South Korea’s Impeached Ex President Park Arrested over Corruption Scandal

Former South Korean President Park Geun-hye (l) is seen here attending an emergency Cabinet meeting at the Presidential Office in Seoul on December 9, 2016, after the South Korean Parliament voted in favor of her impeachment. Photo: EPA/REX/Shutterstock

  • Former South Korean President has been arrest on various charges which led to her impeachment three months ago.
  • Park has been accused of bribery, abuse of authority, coercion and leaking government secrets.
  • She may receive over 10 years in prison if found guilty.
  • Park has become the third out of 11 South Korean Presidents in total to be arrested.

Park Geun-hye, South Korea’s former President, who was impeached and ousted from her post earlier in March, has now been arrested over the corruption scandal that led to her removal.

Having assumed office in February 2013, Park Geun-hye was the first female President of South of Korea, and the East Asian nation’s 11th President overall. She also became South Korea’s first head of state to be removed from office.

On March 10, South Korea’s Constitutional Court confirmed the authenticity of the accusations against Park that led to her impeachment on December 9, 2016.

Park was found to have let a close friend, Choi Soon-sil, who held no government posts, interfere with state affairs, and conspired with her to extort money from businesses.

Choi’s meddling in state affairs was extensive throughout Park’s term, and the President even tried to hide her wrongdoings when the corruption scandal was exposed.

High-Profile Arrest

The Seoul Central District Court issued on Thursday a warrant to detain Park on charges of bribery, abuse of authority, coercion and leaking government secrets, after a marathon hearing the previous day, South Korean news agency Yonhap reported.

Park has thus become South Korea’s third former President to be arrested over criminal allegations, following Roh Tae-woo and Chun Doo-hwan.

“The need for her arrest is acknowledged because there is probable cause to charge her and a concern of evidence being destroyed,” Judge Kang Boo-young said.

Following the decision, Park was transferred to a detention center south of Seoul from the prosecution’s office where she had been waiting for the result after the nearly nine-hour court hearing.

The detention center is where key figures embroiled in the scandal, including Park’s longtime friend Choi Soon-sil and Samsung’s de facto leader Lee Jae-yong, are held in custody.

The arrest warrant is valid for 20 days, and South Korean prosecutors are expected to level formal charges against Park by mid-April before the period expires.

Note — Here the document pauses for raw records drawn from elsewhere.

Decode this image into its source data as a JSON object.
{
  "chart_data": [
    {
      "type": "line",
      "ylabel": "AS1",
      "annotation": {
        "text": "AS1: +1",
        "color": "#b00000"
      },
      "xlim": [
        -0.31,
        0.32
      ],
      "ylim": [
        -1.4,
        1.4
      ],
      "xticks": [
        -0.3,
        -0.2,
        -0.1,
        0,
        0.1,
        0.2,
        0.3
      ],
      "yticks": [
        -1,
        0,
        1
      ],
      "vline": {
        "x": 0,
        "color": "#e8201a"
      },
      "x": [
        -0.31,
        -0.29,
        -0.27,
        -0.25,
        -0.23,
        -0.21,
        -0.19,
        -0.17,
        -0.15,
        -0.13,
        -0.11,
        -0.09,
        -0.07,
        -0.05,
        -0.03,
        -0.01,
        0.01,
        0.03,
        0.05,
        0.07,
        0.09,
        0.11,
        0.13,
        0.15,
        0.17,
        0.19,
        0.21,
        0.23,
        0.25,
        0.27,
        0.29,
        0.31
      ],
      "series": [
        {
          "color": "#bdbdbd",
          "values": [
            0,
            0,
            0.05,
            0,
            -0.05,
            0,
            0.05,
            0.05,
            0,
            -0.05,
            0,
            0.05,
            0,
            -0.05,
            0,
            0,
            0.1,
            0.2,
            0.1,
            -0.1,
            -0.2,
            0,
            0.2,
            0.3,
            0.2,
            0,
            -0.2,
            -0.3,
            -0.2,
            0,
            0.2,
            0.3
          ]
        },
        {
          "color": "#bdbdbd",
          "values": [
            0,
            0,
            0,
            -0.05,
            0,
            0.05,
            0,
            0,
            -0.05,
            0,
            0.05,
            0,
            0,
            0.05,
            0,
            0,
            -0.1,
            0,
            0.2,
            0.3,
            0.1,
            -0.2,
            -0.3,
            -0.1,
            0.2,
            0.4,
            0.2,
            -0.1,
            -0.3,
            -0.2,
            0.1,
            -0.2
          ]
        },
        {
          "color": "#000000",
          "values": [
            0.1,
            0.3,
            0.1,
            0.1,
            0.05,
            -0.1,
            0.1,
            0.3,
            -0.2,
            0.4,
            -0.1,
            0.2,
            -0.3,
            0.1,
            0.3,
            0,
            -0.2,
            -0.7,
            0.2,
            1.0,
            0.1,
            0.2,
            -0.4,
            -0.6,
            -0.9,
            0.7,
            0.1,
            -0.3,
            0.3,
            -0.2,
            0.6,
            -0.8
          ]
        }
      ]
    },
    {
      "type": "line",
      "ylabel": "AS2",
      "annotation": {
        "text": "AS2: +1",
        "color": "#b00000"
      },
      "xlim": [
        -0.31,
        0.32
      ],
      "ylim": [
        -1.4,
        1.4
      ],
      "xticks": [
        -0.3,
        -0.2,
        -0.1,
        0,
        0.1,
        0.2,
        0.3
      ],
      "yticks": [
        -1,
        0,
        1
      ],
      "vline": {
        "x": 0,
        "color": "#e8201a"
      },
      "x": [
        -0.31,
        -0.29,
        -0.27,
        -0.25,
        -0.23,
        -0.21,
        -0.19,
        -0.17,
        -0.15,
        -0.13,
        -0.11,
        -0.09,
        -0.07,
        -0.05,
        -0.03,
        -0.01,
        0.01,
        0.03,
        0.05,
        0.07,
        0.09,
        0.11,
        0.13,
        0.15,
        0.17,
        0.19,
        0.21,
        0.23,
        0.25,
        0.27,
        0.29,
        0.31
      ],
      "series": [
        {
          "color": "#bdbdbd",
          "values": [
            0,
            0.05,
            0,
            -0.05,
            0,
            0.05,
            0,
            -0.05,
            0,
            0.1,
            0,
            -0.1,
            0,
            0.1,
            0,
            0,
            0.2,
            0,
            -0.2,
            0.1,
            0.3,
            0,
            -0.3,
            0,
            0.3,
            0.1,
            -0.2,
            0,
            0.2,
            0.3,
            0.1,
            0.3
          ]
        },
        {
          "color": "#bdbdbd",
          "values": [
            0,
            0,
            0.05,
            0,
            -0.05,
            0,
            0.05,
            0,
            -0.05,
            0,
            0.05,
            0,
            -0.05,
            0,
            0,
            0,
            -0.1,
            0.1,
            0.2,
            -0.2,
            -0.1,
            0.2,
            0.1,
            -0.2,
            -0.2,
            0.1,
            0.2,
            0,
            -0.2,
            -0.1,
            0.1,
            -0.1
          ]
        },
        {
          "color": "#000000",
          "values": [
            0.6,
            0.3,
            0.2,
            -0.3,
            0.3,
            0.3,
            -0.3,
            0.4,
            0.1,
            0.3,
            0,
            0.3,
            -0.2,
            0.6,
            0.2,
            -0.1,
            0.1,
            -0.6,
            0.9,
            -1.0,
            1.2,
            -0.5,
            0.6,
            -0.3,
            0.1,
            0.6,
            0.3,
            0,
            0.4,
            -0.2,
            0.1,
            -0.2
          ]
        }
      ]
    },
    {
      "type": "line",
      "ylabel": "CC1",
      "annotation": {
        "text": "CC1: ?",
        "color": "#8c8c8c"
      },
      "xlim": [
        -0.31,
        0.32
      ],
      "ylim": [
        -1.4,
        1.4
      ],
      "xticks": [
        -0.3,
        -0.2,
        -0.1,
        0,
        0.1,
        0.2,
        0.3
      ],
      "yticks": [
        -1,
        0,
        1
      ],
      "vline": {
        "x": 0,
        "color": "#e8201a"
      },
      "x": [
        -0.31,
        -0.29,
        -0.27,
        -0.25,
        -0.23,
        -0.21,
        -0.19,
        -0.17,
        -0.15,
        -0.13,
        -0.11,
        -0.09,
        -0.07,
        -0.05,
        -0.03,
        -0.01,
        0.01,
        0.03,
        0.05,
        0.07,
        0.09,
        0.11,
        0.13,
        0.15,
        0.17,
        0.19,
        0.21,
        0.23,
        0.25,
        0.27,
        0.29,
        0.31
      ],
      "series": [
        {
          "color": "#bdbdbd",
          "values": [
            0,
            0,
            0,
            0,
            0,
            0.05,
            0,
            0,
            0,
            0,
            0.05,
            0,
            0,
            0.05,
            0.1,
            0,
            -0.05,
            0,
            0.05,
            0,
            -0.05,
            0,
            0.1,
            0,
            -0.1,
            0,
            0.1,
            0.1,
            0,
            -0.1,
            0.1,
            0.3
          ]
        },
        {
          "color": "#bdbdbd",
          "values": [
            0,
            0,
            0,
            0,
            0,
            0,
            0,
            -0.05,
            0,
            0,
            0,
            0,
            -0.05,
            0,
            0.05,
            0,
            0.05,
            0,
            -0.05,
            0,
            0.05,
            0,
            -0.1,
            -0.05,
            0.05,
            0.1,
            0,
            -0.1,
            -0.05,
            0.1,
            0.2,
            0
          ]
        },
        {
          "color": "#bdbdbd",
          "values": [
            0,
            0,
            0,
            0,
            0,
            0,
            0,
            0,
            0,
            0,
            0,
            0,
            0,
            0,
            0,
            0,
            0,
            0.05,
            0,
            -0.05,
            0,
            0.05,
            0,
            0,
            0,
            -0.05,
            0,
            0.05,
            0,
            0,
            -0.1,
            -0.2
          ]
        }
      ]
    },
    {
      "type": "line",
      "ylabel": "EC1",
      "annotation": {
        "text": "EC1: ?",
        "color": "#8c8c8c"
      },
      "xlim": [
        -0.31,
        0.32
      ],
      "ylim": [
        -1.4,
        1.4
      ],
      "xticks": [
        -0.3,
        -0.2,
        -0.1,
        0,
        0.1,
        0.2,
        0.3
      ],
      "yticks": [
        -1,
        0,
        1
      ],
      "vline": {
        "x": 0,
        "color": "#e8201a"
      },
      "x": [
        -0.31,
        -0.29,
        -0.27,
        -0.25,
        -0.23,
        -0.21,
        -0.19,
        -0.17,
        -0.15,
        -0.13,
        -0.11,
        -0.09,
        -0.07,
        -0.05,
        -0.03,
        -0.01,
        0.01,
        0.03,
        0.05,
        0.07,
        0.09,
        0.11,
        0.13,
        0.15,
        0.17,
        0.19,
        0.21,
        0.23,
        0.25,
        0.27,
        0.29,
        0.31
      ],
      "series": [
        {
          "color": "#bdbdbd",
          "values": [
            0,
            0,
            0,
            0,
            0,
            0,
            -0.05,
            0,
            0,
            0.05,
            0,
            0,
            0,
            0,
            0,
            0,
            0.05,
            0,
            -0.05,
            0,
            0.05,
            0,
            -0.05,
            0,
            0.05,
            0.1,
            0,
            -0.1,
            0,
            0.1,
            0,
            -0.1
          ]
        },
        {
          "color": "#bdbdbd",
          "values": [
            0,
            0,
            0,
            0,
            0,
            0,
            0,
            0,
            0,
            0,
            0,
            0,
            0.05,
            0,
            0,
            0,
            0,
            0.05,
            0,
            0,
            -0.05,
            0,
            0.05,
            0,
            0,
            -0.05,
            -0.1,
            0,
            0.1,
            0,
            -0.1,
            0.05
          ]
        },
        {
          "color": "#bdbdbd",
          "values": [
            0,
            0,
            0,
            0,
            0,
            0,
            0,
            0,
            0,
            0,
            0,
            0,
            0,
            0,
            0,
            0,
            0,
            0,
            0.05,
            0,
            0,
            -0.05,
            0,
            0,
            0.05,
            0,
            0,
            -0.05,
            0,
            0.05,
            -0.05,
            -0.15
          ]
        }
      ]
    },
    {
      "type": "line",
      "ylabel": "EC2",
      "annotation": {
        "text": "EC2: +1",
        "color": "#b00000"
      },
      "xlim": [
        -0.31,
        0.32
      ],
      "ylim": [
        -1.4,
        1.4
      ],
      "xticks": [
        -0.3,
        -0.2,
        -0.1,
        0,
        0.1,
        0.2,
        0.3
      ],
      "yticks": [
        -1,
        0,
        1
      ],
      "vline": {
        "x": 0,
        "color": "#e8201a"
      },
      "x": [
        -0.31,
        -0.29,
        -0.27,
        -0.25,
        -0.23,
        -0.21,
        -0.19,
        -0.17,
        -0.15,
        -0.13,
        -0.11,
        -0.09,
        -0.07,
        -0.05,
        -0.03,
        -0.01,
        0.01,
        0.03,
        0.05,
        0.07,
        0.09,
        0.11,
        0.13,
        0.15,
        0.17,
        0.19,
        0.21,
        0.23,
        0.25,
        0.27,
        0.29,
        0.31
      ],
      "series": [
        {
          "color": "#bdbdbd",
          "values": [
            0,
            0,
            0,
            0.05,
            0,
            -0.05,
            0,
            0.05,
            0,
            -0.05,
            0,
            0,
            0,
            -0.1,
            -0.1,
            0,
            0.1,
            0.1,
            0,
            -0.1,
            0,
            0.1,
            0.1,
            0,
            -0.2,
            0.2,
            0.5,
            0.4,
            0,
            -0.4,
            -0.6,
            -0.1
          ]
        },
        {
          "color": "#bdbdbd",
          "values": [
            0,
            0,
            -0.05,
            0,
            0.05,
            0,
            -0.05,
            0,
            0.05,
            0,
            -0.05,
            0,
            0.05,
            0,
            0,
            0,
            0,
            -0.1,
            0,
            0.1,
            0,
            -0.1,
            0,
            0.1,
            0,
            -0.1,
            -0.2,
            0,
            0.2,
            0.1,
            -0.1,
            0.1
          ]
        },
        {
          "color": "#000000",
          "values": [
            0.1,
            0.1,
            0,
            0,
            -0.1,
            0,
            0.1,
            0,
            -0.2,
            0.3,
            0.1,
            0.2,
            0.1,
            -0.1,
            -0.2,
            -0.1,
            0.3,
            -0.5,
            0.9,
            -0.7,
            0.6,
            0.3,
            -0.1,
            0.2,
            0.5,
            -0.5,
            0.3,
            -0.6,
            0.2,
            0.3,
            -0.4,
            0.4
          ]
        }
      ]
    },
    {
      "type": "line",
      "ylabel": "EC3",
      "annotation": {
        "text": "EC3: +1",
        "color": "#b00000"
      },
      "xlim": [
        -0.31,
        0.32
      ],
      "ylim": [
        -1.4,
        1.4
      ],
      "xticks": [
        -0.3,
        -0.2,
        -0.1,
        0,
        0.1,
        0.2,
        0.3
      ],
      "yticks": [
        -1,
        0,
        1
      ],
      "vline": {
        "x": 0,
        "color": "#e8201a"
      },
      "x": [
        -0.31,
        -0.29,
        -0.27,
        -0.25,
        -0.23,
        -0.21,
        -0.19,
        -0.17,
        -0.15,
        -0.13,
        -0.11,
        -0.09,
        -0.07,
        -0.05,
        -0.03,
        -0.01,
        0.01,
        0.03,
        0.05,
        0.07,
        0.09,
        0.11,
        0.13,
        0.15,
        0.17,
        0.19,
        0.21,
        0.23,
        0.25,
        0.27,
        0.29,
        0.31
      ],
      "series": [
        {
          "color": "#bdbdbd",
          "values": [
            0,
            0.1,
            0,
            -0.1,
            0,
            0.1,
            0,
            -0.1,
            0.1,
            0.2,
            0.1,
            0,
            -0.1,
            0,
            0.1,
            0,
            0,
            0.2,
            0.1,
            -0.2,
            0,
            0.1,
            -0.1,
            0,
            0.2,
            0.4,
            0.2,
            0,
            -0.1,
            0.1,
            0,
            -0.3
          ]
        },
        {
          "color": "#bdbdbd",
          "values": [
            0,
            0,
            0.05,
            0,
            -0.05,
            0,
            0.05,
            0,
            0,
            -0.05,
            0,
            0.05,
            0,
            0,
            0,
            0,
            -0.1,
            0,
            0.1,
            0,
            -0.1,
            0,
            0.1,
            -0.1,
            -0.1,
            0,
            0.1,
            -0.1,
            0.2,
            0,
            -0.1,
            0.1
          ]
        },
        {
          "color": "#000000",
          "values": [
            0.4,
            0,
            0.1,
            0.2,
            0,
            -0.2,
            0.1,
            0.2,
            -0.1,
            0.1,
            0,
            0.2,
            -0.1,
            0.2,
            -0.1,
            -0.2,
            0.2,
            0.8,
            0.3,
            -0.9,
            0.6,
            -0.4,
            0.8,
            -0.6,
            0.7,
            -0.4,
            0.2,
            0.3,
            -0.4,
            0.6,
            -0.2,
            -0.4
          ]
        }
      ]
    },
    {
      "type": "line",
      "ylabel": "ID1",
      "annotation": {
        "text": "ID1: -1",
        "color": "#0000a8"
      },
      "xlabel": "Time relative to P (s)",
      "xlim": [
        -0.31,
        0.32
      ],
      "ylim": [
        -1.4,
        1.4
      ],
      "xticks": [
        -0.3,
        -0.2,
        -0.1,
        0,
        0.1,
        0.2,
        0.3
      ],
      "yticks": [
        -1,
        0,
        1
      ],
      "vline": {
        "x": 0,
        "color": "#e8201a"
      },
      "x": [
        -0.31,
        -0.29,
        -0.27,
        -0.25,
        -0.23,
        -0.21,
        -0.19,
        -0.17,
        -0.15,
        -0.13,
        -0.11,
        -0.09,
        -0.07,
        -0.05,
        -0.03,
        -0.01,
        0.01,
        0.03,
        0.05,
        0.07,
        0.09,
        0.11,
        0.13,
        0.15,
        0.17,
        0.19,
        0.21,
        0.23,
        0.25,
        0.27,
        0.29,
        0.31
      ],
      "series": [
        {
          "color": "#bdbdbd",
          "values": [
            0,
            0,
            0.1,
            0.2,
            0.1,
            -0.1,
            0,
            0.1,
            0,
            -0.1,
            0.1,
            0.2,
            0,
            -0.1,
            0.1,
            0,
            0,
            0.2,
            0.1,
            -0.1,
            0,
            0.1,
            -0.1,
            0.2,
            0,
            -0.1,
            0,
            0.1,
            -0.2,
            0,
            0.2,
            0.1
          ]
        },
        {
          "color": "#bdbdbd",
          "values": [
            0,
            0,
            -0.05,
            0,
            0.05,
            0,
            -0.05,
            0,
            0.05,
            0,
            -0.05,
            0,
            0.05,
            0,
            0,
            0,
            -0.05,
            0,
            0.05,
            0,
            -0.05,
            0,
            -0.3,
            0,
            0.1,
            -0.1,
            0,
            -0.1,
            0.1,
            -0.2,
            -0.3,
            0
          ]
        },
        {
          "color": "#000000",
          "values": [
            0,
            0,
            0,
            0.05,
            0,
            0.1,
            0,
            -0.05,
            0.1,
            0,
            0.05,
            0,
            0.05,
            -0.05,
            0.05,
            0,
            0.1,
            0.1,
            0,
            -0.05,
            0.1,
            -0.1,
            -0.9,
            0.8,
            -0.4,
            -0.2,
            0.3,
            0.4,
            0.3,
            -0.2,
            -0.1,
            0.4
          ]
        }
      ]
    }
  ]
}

The former president declined to comment on any of the questions asked by reporters as she left the courthouse at 7:30 pm on Thursday, having also remained silent when she arrived at the courtouse in the morning.

Choi Soon-Sil (C), the jailed confidante of impeached South Korean President Park Geun-Hye, appears for her first trial at the Seoul Central District Court in Seoul, South Korea, 05 January 2017. Photo: Chung Sung-jun/EPA/REX/Shutterstock

Wide-Ranging Charges

South Korea’s prosecutors suspect Park colluded with Choi to force dozens of local conglomerates to “donate” a total of KRW 77.4 billion (USD 70 million) to two dubious foundations – Mir and K-Sports – allegedly controlled by Choi.

Samsung’s de facto leader, Lee Jae-yong, was arrested for giving or promising some KRW 43.4 billion to Choi, and in effect to Park, as kickbacks in return for business favors. KRW 20.4 billion of those went to the two foundations.

If convicted of the bribery charges, Park could be sentenced to over 10 years in prison.

She is also accused of unlawfully intervening in the corporate management of conglomerates, including Hyundai Motor, POSCO and KT, by pressuring them into signing contracts with Choi’s firms.

Park is also accused of involvement in blacklisting cultural figures deemed critical of her policies and prohibiting government agencies from providing financial support to them.

Her former close aides have been arrested for their roles in creating and managing the blacklist of more than 9,000 artists, writers, filmmakers and entertainment figures.

Prosecutors suspect that the former president abused her power by pressuring her aides to sack culture ministry officials who resisted discriminatory measures against those on the blacklist.

Park is reported to have denied all accusations against her.